Nix must have felt his thoughts, as she so often did. She turned and looked at him. Benny gave her a small nod and a brief but genuine smile. Nix’s brow furrowed for just a moment, and then he could see the exact moment when she understood that he understood. She was already there.
That was when Benny saw something in Nix’s eyes that he hadn’t seen since before her mother died.
Joy.
Only a spark of it. But proof that her fire hadn’t gone out any more than his had.
It made him want to laugh out loud, to shout, to hug her.
But Nix turned around and followed the ranger and his dog. He followed her through smoke and shadows in a place of mystery and death, but Benny Imura was truly happy and content for the first time in his life.
Yeah, he thought, this is who I am.
CHAPTER 67
They moved through the building. There were storerooms filled with scientific equipment, offices whose only occupants were spiders in dusty old webs, and some rooms in which they found dead bodies. A few had been left to rot, but most were wrapped neatly in plastic. Once they were past the damaged entrance, they found that the electricity was still working. They passed through a generator room where a big unit encased in metal hummed with patient diligence.

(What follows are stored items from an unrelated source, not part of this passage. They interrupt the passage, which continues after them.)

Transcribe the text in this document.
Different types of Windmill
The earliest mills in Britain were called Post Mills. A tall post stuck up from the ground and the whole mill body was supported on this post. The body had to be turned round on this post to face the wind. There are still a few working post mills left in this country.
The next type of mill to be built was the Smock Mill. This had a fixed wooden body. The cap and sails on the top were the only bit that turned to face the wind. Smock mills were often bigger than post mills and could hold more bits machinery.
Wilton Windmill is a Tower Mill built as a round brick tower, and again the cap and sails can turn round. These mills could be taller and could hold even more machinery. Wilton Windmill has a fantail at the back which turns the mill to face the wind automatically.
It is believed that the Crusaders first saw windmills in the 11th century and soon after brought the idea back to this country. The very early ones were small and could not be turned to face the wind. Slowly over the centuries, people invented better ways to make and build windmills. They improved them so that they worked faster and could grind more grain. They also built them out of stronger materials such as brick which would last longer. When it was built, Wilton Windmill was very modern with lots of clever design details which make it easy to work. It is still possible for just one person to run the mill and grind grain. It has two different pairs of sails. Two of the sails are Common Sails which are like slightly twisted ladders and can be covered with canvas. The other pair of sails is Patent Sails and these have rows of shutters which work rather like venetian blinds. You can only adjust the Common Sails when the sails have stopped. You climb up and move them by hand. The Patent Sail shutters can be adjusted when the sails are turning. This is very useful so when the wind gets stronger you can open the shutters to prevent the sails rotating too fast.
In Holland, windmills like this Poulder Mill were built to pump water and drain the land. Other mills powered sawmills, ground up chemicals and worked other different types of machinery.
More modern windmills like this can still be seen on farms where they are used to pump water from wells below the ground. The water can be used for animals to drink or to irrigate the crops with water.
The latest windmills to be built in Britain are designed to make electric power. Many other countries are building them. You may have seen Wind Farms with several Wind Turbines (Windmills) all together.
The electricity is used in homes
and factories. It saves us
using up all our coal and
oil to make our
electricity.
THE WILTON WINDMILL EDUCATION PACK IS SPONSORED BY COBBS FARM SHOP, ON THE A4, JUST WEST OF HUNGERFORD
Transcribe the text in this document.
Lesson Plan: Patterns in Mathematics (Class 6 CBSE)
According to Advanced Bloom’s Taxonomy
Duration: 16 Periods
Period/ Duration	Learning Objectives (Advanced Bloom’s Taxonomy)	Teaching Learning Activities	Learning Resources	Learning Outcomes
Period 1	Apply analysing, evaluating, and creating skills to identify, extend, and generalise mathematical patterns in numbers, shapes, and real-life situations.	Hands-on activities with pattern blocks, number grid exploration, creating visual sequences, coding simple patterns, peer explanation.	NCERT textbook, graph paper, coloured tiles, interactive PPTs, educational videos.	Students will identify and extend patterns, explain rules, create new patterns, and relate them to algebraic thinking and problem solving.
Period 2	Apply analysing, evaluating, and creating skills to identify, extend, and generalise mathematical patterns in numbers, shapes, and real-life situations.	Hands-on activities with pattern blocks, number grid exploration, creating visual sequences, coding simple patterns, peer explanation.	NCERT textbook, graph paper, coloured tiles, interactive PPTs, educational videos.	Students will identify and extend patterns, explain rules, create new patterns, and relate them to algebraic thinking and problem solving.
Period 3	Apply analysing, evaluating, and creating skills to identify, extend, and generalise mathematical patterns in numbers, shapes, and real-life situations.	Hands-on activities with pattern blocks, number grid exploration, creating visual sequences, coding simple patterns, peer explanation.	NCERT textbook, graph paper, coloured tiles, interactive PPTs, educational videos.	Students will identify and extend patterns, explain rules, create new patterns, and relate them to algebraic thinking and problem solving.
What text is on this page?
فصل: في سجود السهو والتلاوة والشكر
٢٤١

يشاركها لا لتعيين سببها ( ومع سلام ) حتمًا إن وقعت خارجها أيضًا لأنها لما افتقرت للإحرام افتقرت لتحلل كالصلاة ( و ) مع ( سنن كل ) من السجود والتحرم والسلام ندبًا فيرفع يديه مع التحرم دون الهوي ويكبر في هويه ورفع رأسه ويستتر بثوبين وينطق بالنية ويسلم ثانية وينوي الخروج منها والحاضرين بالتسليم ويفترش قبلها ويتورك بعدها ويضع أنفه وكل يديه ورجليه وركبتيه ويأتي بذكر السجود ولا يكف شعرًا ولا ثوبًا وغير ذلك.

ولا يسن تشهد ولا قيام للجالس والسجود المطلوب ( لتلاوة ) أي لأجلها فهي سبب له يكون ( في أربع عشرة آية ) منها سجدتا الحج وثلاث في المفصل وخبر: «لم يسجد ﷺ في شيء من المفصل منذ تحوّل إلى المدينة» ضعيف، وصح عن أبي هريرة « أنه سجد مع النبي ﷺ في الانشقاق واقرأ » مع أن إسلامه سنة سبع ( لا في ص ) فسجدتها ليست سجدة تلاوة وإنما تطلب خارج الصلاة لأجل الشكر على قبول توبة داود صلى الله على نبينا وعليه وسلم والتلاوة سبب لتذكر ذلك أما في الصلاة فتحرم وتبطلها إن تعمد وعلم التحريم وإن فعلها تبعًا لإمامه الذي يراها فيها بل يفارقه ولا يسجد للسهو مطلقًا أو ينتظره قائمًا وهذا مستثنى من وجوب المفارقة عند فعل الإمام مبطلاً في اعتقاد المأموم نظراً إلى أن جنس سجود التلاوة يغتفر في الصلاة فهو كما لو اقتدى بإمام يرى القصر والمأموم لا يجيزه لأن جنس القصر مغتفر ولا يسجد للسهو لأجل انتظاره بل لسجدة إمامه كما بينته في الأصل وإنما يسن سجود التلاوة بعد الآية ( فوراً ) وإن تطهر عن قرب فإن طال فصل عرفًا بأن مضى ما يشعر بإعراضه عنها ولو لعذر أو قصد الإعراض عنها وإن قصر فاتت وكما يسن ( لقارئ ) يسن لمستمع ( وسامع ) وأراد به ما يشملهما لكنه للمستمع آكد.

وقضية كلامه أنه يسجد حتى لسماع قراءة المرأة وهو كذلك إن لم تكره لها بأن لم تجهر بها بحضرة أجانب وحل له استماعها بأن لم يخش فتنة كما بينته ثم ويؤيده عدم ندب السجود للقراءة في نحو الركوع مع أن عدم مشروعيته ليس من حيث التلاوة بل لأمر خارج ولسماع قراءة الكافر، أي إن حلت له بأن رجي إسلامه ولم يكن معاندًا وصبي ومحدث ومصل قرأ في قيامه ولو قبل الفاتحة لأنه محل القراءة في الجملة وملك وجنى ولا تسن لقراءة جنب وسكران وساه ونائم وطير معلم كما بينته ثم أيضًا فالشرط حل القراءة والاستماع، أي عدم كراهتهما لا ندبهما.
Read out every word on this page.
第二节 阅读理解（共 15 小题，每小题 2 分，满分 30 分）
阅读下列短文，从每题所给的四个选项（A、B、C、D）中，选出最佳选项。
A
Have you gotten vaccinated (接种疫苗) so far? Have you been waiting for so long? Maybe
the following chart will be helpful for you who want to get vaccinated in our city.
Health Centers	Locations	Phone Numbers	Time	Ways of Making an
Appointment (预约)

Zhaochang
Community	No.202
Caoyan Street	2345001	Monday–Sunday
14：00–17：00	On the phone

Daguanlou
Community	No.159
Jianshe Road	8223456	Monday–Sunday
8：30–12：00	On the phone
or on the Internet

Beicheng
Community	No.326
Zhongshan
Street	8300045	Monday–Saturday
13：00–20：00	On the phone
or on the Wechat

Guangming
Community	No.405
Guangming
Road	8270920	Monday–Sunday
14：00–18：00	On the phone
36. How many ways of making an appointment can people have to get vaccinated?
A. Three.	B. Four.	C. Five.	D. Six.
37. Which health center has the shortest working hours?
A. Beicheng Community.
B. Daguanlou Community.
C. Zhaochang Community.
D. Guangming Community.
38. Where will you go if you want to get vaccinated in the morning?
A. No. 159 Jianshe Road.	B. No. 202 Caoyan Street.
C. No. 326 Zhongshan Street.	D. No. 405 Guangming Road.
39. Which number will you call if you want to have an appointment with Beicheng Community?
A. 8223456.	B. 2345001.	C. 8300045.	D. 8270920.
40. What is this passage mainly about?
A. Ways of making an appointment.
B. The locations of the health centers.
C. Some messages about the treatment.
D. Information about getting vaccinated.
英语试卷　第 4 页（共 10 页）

They entered a room marked MESS HALL. It was big, with two other doors leading out; one that bore the sign STAFF QUARTERS, and the other that led to the kitchens. The kitchen doors were propped open, but the room beyond was in total darkness. The whole mess hall was lit by only two functioning overhead lights. All the tables had been pushed back to make room for stacks upon stacks of plastic boxes. Five boxes to a stack, five stacks to a row. They stretched from just inside the door almost to the far wall. Beside the containers were waist-high heaps of large clear-plastic bags. Each bag was in turn filled with smaller bags crammed with clear capsules filled with a bright red powder. Benny guessed that there were at least a thousand of these big bags, and countless hundreds of thousands of the capsules.